Con la Cina Obama accetta la resa (per ora), intanto coccola Abe
Roma. Per il presidente americano Barack Obama la Banca d’investimenti asiatica (Aiib) promossa dalla Cina per insidiare l’ordine economico americano non è poi così male. “Potrebbe essere una cosa positiva”, ha detto Obama martedì sera nel Rose Garden della Casa Bianca durante una conferenza stampa congiunta con il premier giapponese Shinzo Abe. “Lasciatemi essere molto chiaro e smentire il concetto per cui eravamo o siamo contrari al fatto che altri paesi partecipino alla Banca d’investimenti asiatica”, ha aggiunto. “Non è vero. L’osservazione che facciamo a tutti in queste conversazioni sulla Banca è: assicuriamoci soltanto che sia gestita nel modo migliore”. Il mese scorso, quando si diffuse la notizia che l’Inghilterra, primo tra i grandi alleati europei, aveva chiesto di aderire alla banca cinese, le indiscrezioni che il Financial Times raccolse da funzionari dell’Amministrazione americana avevano toni molto diversi, si parlò di delusione e di rabbia, e le fonti di Washington denunciarono “l’accondiscendenza costante” che l’Inghilterra mostrava nei confronti di Pechino, come a dire: gli alleati non si comportano così. Ma dopo l’Inghilterra hanno aderito la Germania, l’Italia, la Corea del sud, l’Australia, e si è visto molto presto quale delle due superpotenze avesse vinto questa partita. La sconfitta è stata così bruciante, e la sfida cinese all’ordine economico americano tanto notevole, che nell’ultimo mese decine di commentatori e analisti si sono chiesti se la vicenda non sia il segnale che l’America sta sbagliando tutto nella sua politica cinese. Così le dichiarazioni di Obama sono diventate una tardiva dichiarazione di sconfitta, che assumono tanto più valore perché fatte davanti a Shinzo Abe, il migliore alleato dell’America nella regione e l’unico che non abbia aderito alla Banca d’investimenti, nonostante le pressioni.

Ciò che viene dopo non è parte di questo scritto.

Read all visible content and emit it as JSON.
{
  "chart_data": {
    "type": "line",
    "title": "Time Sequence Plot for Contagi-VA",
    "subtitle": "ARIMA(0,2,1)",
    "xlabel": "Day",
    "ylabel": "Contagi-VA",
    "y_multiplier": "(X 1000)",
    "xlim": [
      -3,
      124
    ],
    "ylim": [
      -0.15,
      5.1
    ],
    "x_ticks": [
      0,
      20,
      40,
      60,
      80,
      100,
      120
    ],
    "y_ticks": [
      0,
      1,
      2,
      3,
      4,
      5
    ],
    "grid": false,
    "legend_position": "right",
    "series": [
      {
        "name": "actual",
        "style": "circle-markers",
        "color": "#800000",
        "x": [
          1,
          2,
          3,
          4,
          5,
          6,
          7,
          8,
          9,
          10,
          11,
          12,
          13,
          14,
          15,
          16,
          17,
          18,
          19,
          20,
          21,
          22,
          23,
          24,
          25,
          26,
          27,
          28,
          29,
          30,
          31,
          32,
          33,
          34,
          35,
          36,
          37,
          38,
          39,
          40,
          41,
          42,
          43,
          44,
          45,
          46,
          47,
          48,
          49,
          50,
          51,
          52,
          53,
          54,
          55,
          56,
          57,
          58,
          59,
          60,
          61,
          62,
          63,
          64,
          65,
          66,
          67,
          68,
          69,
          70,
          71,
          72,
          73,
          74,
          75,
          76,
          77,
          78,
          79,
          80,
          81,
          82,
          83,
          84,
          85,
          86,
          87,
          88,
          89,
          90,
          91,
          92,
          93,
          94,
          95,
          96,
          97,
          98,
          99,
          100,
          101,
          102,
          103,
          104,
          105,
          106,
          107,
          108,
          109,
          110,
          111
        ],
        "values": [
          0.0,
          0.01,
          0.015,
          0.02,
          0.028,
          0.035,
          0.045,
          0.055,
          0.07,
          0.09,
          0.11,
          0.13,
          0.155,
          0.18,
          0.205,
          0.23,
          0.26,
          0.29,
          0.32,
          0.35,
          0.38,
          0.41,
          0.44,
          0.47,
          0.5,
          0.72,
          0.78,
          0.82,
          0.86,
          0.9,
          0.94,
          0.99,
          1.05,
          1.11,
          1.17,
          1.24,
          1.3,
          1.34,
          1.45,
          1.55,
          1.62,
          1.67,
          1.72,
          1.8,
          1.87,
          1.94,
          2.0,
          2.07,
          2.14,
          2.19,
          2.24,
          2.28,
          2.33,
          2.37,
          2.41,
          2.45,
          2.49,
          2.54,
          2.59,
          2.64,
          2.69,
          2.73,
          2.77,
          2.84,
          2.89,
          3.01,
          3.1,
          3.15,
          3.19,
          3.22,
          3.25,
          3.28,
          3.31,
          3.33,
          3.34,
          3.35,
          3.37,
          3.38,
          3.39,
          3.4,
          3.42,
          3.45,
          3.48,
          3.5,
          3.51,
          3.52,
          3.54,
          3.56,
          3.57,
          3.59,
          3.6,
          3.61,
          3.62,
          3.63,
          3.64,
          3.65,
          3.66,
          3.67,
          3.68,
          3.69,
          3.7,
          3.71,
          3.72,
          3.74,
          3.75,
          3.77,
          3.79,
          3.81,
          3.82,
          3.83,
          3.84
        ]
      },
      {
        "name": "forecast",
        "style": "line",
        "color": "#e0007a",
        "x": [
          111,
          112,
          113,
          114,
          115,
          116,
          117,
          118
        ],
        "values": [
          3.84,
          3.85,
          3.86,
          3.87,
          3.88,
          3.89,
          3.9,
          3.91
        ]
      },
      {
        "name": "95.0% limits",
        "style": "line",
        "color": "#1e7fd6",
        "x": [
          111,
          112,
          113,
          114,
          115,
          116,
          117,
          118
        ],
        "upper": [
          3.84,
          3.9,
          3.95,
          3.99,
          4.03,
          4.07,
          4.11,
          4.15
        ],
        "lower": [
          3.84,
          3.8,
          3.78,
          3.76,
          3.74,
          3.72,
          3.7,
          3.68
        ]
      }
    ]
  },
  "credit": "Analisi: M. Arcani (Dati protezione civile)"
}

La settimana scorsa Abe ha parlato davanti al Congresso americano riunito in seduta plenaria, e il discorso – Abe è il primo premier giapponese a ricevere questo onore – è il culmine di una visita di stato che durerà una settimana, e che vuole essere la dimostrazione del fatto che l’America sa premiare chi le rimane fedele. Il grande tema d’agenda della visita di Abe è il Ttp, Trans pacific partnership, l’accordo di libero scambio tra 12 paesi che si affacciano sul Pacifico che l’America sta promuovendo con forza (e con difficoltà, come per la sua versione atlantica, il Ttip) e che è considerato il braccio commerciale del suo “pivot” strategico sull’Asia e sul Pacifico. La firma dell’accordo è vicina, hanno annunciato Obama e Abe nel tentativo di distogliere l’attenzione dalle magagne geopolitiche. La Cina non c’entra niente; il Ttp, ha detto Obama, non è un modo per contenere l’ascesa economica cinese. Ma i due leader non sono riusciti a togliere Pechino dal centro della discussione, e dalle trascrizioni ufficiali della conferenza stampa al Rose Garden si nota che Obama e Abe hanno sollevato l’argomento Cina 23 volte, quanto basta per sapere di cosa avranno parlato negli incontri riservati.
[**Video_box_2**]Davanti al Congresso americano, interrotto da alcune standing ovation, Shinzo Abe ha passato indenne la parte più difficile, quella dell’eredità del Giappone nella Seconda guerra mondiale, frutto di infinite polemiche in Asia e malumori in America (il premier ha parlato di “condoglianze eterne” all’America, e di “sostegno” alle scuse dei suoi predecessori). Poi ha detto che l’economia del Giappone sta per fare un “balzo quantico”, ma il centro del discorso è stato il Ttp, su cui i deputati americani dovranno votare tra poche settimane. Abe ha parlato del valore economico innegabile di un accordo, ha sottolineato soprattutto il suo valore strategico, facendo tornare immediatamente sul Congresso l’ombra della Cina. Abe e Obama sanno che nella strategia degli accordi commerciali Pechino ha un vantaggio, e hanno bisogno di ribaltarlo.